Already in 2012 the publication of my collection of unpublished essays I voiced this need in the title of my book Islam in Global Politics. Conflict and Cross-Civilizational Bridging (Routledge 2012). Above all we need to maintain the freedom of speech, as I argue in the final chapter to my book of 2013 on Arab Spring. No serious observer can overlook the increasing prejudice against Islam and Muslims. To combat this resentment and to counter Xenophobia we need, however, a sincere dialogue and true enlightenment, not censorship and policing. There should be no policing of speech. My colleague Prof. Erich Kolig addressed this pertinent issue in his edited volume: Freedom of Speech and Islam (Ashgate 2014). My German colleague Dr. Thorsten Hasche and myself are lucky to be among the contributors to this important volume. We, Thorsten and I, wrote the chapter “The Instrumental Accusation of Islamophobia and Heresy as a Strategy of Curtailing the Freedom of Speech (Chap. 8, pp. 187-208) for Kolig’s volume. Not only Islamists engage in such accusations to prevent criticism of their action, but also some Western scholars of the prevailing narrative. They confuse respect for Islam with outlawing the critique of Islamism.

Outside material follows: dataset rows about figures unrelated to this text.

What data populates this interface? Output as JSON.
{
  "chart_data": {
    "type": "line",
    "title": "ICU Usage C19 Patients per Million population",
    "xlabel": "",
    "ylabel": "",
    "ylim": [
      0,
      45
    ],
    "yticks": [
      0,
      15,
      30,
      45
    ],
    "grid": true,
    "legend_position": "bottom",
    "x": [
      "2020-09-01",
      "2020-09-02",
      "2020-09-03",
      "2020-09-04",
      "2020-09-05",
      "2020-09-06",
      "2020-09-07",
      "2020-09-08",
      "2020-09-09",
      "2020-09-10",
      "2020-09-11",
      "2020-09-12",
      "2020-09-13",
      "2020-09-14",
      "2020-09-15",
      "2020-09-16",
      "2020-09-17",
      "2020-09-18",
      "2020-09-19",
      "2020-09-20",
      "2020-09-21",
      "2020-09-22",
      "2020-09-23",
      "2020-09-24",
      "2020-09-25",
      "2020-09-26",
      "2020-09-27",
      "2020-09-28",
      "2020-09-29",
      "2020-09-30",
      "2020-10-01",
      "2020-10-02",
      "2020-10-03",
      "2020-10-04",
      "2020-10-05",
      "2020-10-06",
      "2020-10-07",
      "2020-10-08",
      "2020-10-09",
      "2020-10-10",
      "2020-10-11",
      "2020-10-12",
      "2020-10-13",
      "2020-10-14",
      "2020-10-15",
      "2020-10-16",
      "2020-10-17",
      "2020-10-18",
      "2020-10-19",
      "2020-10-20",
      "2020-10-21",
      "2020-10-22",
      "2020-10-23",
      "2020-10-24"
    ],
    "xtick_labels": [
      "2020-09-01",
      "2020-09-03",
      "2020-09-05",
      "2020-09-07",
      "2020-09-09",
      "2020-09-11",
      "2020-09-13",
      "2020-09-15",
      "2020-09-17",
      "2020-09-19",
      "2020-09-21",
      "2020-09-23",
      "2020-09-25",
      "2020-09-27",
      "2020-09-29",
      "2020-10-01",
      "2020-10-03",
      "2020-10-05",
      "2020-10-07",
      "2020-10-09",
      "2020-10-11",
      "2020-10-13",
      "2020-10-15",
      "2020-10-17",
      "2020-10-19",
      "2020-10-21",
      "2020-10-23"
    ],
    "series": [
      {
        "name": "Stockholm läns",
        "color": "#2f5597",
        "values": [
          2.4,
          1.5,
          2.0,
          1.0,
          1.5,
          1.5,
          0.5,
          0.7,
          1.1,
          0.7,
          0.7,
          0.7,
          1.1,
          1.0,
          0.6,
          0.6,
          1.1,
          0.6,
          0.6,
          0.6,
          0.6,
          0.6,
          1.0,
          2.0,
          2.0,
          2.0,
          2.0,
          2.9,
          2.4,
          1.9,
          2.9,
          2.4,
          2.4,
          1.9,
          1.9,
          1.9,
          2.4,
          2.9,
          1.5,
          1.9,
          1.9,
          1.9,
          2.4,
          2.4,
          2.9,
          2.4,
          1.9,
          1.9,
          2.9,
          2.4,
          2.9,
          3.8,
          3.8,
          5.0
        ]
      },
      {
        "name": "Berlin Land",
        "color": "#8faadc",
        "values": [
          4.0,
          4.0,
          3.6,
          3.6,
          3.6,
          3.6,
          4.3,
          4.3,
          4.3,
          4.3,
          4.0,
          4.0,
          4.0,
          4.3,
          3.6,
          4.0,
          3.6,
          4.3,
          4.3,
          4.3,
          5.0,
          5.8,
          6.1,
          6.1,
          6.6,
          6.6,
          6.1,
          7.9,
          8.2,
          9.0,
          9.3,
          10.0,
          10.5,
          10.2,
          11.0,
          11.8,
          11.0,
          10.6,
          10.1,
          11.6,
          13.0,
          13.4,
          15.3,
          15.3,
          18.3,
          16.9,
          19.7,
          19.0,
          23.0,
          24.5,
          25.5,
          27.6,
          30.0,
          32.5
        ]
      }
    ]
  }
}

I hope this introductory letter to my homepage encourages a serious reading of my work (see book-section) to see that I criticize from the point of view of the enlightened Muslim thought and thoroughly combat prejudice.
In Soundings: An Interdisciplinary Journal (Vol 96, 2013, No. 4, pp. 431-449), published by Pennsylvania State University Press, Tibi lays out his fundamental critique of the dominating narrative in Western Islamic Studies.
Prof. Tibi gave a lecture on the Middle East uprisings at Christian Solidarity International (CSI) in Zurich, Switzerland on 19 Nov. 2013.